Sometimes it’s obvious the towels aren’t the issue at all. Here’s how to tell the difference between a towel problem and a washer problem, so you don’t repeat the same wash cycle without fixing anything.

  • The washer smells musty even when it’s empty. Open the door the next time you walk past it, before starting a new load. If you catch a sour or mildew-like smell with nothing inside, the machine itself is the source.
  • You see dark spots or a slimy film around the door seal. This is one of the clearest signs of mold or biofilm buildup, and it’s often hidden in the folds of the rubber gasket where people rarely look.
  • Every load smells musty, not just towels. If bath towels, bedsheets, and regular laundry all come out with the same off smell, that points strongly to the washer rather than any one fabric.
  • The smell comes back within days of a clean wash, even after you’ve tried different detergents or added vinegar. Fabric-level fixes can’t outpace a machine that’s actively recontaminating every load.
  • Water pools at the bottom of the drum after a cycle finishes. Standing water is a strong sign of a clogged drain filter or a leveling issue, both of which create the exact damp conditions mildew needs.

If you notice two or more of these signs, skip straight to cleaning the washing machine before you spend more time or money experimenting with different towel-washing methods. It’s the faster fix, and it’s usually the one that actually sticks.

FAQs

How do I get rid of smelly towels in my washing machine for good?

Wash the towels using the two-cycle vinegar-and-detergent method, then clean the washing machine itself, focusing on the door gasket, detergent drawer, and drain filter. Doing both together, rather than just one, is what actually stops the smell from returning.

How do I get musty smell out of towels with an HE washer?

Use HE-specific detergent in smaller amounts than you normally would, skip liquid fabric softener, avoid overloading the drum, and include an occasional hot wash cycle. HE machines use less water, so residue that would normally rinse away in an older machine can linger and cause odor if these habits aren’t followed.

How do I get the mildew smell out of towels without vinegar?

Baking soda, borax, oxygen bleach, and chlorine bleach (for white towels only) are all effective vinegar-free alternatives. Baking soda works best for mild odor, while oxygen bleach and borax handle more stubborn smells.

Why do my towels smell like mildew after just one use?

This usually points to incomplete drying, poor airflow where the towel is hanging, or residue and mold already present inside the washing machine transferring onto the towel during the wash.

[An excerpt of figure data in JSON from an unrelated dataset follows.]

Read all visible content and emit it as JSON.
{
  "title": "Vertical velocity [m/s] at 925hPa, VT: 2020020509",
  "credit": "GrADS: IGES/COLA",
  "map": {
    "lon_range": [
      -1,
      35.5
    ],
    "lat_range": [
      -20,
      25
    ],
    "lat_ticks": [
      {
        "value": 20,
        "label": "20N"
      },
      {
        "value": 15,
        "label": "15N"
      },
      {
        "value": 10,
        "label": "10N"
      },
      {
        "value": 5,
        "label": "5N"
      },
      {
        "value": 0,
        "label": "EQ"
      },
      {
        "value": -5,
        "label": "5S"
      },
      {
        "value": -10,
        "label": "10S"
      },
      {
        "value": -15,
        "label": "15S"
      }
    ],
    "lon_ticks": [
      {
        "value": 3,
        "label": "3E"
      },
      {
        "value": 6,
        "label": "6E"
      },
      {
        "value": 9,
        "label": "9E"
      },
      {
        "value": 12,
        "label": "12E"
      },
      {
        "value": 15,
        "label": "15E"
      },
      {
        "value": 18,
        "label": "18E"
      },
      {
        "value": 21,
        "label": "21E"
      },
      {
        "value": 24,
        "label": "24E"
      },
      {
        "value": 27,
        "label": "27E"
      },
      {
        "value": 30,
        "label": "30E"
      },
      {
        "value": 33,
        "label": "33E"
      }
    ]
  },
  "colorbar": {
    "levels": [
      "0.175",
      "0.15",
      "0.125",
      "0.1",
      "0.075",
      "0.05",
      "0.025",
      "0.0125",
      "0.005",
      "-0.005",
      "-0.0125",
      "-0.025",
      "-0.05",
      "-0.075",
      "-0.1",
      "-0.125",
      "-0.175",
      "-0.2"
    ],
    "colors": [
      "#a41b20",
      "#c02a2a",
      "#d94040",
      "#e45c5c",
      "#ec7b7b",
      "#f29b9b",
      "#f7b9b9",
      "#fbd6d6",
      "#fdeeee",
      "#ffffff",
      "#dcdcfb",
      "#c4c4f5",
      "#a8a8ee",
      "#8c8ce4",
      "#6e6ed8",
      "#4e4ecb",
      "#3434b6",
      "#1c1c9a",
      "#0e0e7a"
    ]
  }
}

Is mildew on towels dangerous?

For most healthy people, it’s more of an unpleasant nuisance than a serious health risk, though it can trigger mild allergic reactions like sneezing, skin irritation, or a stuffy nose. People with asthma, mold allergies, or compromised immune systems should treat it more seriously and wash affected towels promptly.

Conclusion

Getting rid of mildew smell from towels really comes down to two things working together: a proper deep wash using vinegar, baking soda, or another effective agent, and a truly thorough dry immediately afterward. If the smell keeps coming back no matter what you try, stop troubleshooting the towels and start troubleshooting the washing machine, since that’s where most recurring odor problems actually live.

Run the two-wash method this weekend, give your washer’s gasket and drawer a proper clean while you’re at it, and get your towels drying somewhere with real airflow. Do that consistently, and musty towels become a problem you solved once, not one you keep fighting every laundry day.